Five other states — California, Illinois, Missouri, Oklahoma and Utah — currently have the same status.
Both the USDA and the Colorado Department of Agriculture insist that Colorado's plan, championed heavily by Governor Jared Polis, has not been rejected, but is simply going through revisions.
"The Colorado state hemp plan has not been rejected. USDA has reviewed the draft Colorado hemp plan, provided edits and is continuing to work with Colorado state officials," says a USDA spokesperson, who notes that the federal agency may formally approve the plan after Colorado incorporates the USDA's edits.
However, there may be more involved than simply incorporating Uncle Sam's suggestions. While CDA communications director May Peck emphasizes that Colorado's plan hasn't been rejected, she uses the term "negotiating" to describe the current dialogue between the state and the federal ag departments.
"Colorado's state hemp plan has not been rejected; the department has been asked to either 'revise' or 'clarify' specific areas in our plan and appendix. There is no mention of rejection, and we are working on the revisions now," Peck says. "We're not yet at the point that we can publicly share the details of what we are negotiating."
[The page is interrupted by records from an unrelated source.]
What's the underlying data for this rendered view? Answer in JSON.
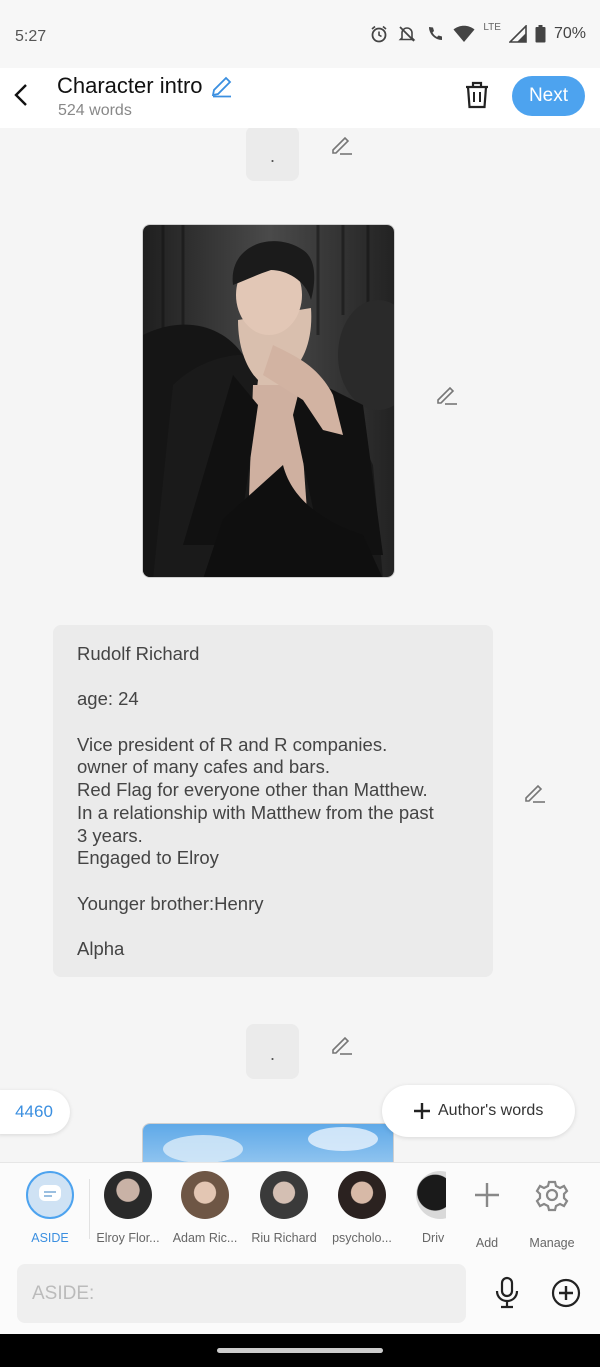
{
  "status_bar": {
    "time": "5:27",
    "network": "LTE",
    "battery": "70%"
  },
  "header": {
    "title": "Character intro",
    "word_count": "524 words",
    "next_label": "Next"
  },
  "content": {
    "separator_1": ".",
    "separator_2": ".",
    "bio_lines": [
      "Rudolf Richard",
      "",
      "age: 24",
      "",
      "Vice president of R and R companies.",
      "owner of many cafes and bars.",
      "Red Flag for everyone other than Matthew.",
      "In a relationship with Matthew from the past",
      "3 years.",
      "Engaged to Elroy",
      "",
      "Younger brother:Henry",
      "",
      "Alpha"
    ],
    "counter": "4460",
    "author_words_label": "Author's words"
  },
  "character_bar": {
    "aside_label": "ASIDE",
    "characters": [
      "Elroy Flor...",
      "Adam Ric...",
      "Riu Richard",
      "psycholo...",
      "Driv"
    ],
    "add_label": "Add",
    "manage_label": "Manage"
  },
  "input": {
    "placeholder": "ASIDE:"
  },
  "colors": {
    "accent": "#4da3ef",
    "background": "#f5f5f5",
    "bubble": "#ebebeb"
  }
}
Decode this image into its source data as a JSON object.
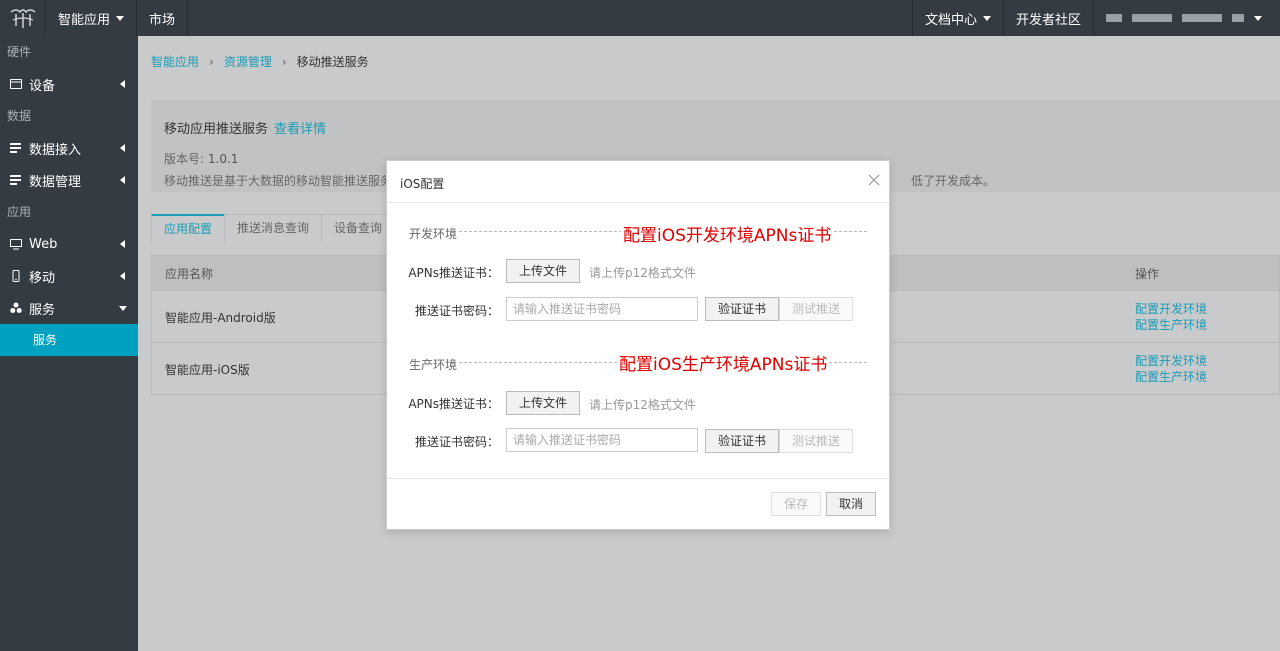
{
  "topbar": {
    "nav": [
      {
        "label": "智能应用",
        "dropdown": true
      },
      {
        "label": "市场",
        "dropdown": false
      }
    ],
    "right": [
      {
        "label": "文档中心",
        "dropdown": true
      },
      {
        "label": "开发者社区",
        "dropdown": false
      }
    ]
  },
  "sidebar": {
    "groups": [
      {
        "label": "硬件",
        "items": [
          {
            "label": "设备",
            "icon": "device-icon"
          }
        ]
      },
      {
        "label": "数据",
        "items": [
          {
            "label": "数据接入",
            "icon": "data-icon"
          },
          {
            "label": "数据管理",
            "icon": "data-icon"
          }
        ]
      },
      {
        "label": "应用",
        "items": [
          {
            "label": "Web",
            "icon": "monitor-icon"
          },
          {
            "label": "移动",
            "icon": "mobile-icon"
          },
          {
            "label": "服务",
            "icon": "service-icon"
          }
        ]
      }
    ],
    "active_sub": "服务"
  },
  "breadcrumb": {
    "items": [
      "智能应用",
      "资源管理",
      "移动推送服务"
    ]
  },
  "info": {
    "title": "移动应用推送服务",
    "details_link": "查看详情",
    "version_label": "版本号:",
    "version": "1.0.1",
    "description_start": "移动推送是基于大数据的移动智能推送服务",
    "description_end": "低了开发成本。"
  },
  "tabs": [
    "应用配置",
    "推送消息查询",
    "设备查询"
  ],
  "table": {
    "headers": {
      "name": "应用名称",
      "ops": "操作"
    },
    "rows": [
      {
        "name": "智能应用-Android版",
        "op1": "配置开发环境",
        "op2": "配置生产环境"
      },
      {
        "name": "智能应用-iOS版",
        "op1": "配置开发环境",
        "op2": "配置生产环境"
      }
    ]
  },
  "modal": {
    "title": "iOS配置",
    "dev": {
      "section": "开发环境",
      "annotation": "配置iOS开发环境APNs证书",
      "cert_label": "APNs推送证书：",
      "upload": "上传文件",
      "upload_hint": "请上传p12格式文件",
      "pwd_label": "推送证书密码：",
      "pwd_placeholder": "请输入推送证书密码",
      "verify": "验证证书",
      "test": "测试推送"
    },
    "prod": {
      "section": "生产环境",
      "annotation": "配置iOS生产环境APNs证书",
      "cert_label": "APNs推送证书：",
      "upload": "上传文件",
      "upload_hint": "请上传p12格式文件",
      "pwd_label": "推送证书密码：",
      "pwd_placeholder": "请输入推送证书密码",
      "verify": "验证证书",
      "test": "测试推送"
    },
    "save": "保存",
    "cancel": "取消"
  },
  "colors": {
    "accent": "#1a9cb7",
    "sidebar_active": "#00a0c0",
    "annotation": "#e00000"
  }
}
Polis, state lawmakers, agriculture regulators and hemp farmers have been pleading with the USDA for less restrictive rules since the department's interim hemp guidelines were released in October 2019. Colorado officials criticized the Drug Enforcement Administration's involvement in THC potency testing as well as the required destruction of any hemp that tests for over 0.3 percent THC; they were also concerned about unclear language regarding where hemp will be stored between harvest and testing.
Under Colorado's initial proposal, hemp farmers would have their plants tested at independently certified hemp-testing labs rather than those certified by the DEA, and those whose plants tested above 0.3 percent but less than 1 percent would largely be protected from criminal charges; under the USDA's rules, the farmers would have been more vulnerable to charges of criminal violations, according to hemp-industry attorneys.
The CDA's original plan also tasked future state stakeholder groups led by the ag department with more detailed hemp rulemaking instead of calling for immediate implementation of statutory language, and provided the state ag commissioner with more power and flexibility during disciplinary actions.
“As we have done from day one, CDA is working through the state plan submission and approval process in a careful and comprehensive manner to best serve the needs of Colorado,” said Colorado Commissioner of Agriculture Kate Greenberg in response to the USDA's actions. “Given the many changes at the federal level, we are working hard to create a stable and sound regulatory environment so that Colorado’s hemp industry can continue to lead the nation.”
CDA’s Colorado Hemp Advancement and Management Plan had incorporated feedback from numerous stakeholders, including farmers, processors and product manufacturers, state and local government agencies, health-care professionals, financial-services providers, law enforcement and academic institutions, as well as consultation with Southern Ute and Ute Mountain Ute tribes.
Update: This post has been updated to include the statement from Kate Greenberg.